HAVANA (Reuters) - Cuban farmers may now hire laborers directly rather than through cooperatives, the government said on Friday, marking a modest advance to loosen controls in its Soviet-style economy.
Communist-led Cuba has introduced a series of reforms under President Raul Castro but the pace of change has slowed in the past year, raising questions about its commitment to reform.
“The new resolution aim fundamentally to stimulate the hiring of workers related to agricultural labor in an agile, orderly and legal way,” Cuban state-run media wrote on Friday.
In other sectors of the economy, like restaurants, Cuba has already allowed small business holders to directly hire staff.

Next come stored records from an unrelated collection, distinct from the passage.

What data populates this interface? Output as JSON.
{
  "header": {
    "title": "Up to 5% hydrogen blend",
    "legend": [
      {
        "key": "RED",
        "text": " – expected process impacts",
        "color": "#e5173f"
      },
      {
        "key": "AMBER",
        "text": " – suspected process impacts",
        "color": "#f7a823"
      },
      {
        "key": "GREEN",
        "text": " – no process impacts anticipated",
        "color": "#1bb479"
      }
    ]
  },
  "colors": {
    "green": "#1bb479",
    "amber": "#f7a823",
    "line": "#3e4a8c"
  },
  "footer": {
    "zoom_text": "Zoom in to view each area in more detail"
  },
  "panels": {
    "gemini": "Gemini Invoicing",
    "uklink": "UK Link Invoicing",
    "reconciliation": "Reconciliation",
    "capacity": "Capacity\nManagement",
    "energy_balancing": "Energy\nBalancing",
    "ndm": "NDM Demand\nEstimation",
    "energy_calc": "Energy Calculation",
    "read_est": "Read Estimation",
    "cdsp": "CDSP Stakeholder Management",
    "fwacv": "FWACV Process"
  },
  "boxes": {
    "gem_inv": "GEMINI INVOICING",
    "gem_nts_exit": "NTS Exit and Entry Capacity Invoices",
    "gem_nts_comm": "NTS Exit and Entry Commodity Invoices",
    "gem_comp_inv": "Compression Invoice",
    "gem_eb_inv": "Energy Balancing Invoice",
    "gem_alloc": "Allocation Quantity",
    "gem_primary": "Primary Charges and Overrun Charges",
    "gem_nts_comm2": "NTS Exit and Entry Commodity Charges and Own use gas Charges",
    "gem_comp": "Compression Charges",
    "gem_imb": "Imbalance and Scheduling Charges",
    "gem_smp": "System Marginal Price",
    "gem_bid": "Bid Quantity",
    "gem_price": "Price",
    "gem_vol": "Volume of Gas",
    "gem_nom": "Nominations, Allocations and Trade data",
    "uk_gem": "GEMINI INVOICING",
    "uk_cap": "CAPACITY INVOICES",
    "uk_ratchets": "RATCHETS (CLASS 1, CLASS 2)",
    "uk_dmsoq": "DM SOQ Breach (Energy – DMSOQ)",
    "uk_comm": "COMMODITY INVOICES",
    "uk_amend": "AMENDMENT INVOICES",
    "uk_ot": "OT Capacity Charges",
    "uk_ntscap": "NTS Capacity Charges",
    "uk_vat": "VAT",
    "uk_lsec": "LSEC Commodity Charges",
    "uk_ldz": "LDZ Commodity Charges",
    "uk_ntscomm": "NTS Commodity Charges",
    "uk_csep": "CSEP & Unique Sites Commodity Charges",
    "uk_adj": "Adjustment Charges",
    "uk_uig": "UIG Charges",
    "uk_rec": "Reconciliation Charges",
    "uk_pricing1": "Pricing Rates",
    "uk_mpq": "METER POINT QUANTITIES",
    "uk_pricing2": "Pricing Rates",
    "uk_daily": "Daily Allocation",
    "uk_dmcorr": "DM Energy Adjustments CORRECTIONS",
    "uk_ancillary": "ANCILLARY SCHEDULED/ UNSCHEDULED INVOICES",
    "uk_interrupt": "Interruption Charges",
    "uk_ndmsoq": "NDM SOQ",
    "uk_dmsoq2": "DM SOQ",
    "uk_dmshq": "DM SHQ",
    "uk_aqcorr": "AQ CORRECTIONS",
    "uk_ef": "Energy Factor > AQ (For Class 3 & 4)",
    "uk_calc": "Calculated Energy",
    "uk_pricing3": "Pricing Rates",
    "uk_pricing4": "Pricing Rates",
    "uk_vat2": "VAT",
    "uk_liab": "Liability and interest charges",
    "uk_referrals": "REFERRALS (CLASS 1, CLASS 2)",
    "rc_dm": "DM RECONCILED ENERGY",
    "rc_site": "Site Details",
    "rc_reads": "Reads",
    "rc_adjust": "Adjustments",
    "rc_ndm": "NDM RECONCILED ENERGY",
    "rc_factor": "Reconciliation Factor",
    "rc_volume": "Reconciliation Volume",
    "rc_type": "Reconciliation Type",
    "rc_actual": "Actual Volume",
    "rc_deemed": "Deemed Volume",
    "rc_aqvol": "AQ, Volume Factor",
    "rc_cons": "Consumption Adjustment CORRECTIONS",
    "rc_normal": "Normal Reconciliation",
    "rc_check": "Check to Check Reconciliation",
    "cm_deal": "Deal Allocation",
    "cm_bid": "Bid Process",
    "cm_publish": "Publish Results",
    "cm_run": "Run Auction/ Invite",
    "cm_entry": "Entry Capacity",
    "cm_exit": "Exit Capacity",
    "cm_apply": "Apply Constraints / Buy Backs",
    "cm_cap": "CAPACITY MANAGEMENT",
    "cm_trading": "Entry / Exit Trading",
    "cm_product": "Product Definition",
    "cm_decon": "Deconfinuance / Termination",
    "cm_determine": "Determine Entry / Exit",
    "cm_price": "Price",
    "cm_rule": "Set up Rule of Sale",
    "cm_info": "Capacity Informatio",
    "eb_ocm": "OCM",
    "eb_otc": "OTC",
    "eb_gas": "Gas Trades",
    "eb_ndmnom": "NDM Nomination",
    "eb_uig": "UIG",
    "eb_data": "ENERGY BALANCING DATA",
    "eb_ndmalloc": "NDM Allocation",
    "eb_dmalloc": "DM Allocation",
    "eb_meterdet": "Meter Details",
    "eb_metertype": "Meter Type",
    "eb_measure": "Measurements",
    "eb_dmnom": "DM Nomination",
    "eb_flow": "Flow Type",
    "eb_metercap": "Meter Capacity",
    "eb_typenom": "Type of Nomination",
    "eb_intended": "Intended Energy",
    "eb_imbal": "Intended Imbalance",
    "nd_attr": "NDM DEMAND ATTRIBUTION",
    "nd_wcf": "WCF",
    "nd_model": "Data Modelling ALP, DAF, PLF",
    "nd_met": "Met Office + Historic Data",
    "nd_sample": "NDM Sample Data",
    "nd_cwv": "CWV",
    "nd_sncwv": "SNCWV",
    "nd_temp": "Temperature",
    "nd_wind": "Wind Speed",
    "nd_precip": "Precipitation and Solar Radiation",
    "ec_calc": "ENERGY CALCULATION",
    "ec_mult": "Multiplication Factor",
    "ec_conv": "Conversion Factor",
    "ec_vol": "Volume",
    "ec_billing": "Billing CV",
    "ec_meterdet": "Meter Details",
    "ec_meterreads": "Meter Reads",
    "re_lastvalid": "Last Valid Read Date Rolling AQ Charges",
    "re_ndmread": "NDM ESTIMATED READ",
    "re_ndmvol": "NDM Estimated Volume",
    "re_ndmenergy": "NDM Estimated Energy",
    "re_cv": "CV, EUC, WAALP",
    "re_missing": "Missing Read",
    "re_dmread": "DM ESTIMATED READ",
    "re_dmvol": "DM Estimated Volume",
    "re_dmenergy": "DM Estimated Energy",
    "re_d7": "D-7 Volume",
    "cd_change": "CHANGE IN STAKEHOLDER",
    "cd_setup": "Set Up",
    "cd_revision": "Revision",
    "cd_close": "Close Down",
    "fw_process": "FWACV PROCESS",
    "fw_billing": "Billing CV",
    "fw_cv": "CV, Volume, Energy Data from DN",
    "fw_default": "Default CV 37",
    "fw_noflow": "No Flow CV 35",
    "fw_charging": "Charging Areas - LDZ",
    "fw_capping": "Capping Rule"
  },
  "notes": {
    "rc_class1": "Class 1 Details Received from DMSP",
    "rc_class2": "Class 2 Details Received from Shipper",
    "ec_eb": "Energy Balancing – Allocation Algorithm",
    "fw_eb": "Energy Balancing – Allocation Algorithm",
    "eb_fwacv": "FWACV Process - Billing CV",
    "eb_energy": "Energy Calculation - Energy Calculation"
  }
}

The new regulations are positive in that they streamline labor conditions, analysts said, but they were not enough.
“This is a step in the right direction but these remain isolated measures allowing Cuba to advance at a snail’s pace,” said ex-Cuban central bank official Pavel Vidal, who is now a professor at Universidad Javeriana Cali in Colombia.
“The demand for food has risen together with the arrival of tourists to the island, so it is crucial to do away with the hurdles to production,” he said, citing as examples the dual currency and restrictions to trade.
Like many of its Caribbean neighbors, Cuba imports more than two-thirds of its food, despite having rich farmland and demand is rising as tourism increases.
Market reforms have aimed to boost production. One measure has been to hand out land to new farmers.
Yet Cuba has backtracked on some reforms in the past year, for example restoring some price controls in the face of rising food costs. Analysts say this may ease the short-term pain for Cuban consumers but it is counterproductive in the longer term.
Paolo Spadoni, the author of several books on the Cuban economy, said Cuba should on the contrary liberalize distribution, reduce the state quota for Cuban producers and give farmers freer rein to set their own prices.
“(This reform) signals the urgency to tackle major problems in agriculture,” said Spadoni, associate professor of political science at Augusta University in the United States. “But the resolution alone will do little to boost production and efficiency unless it will be accompanied by additional changes.”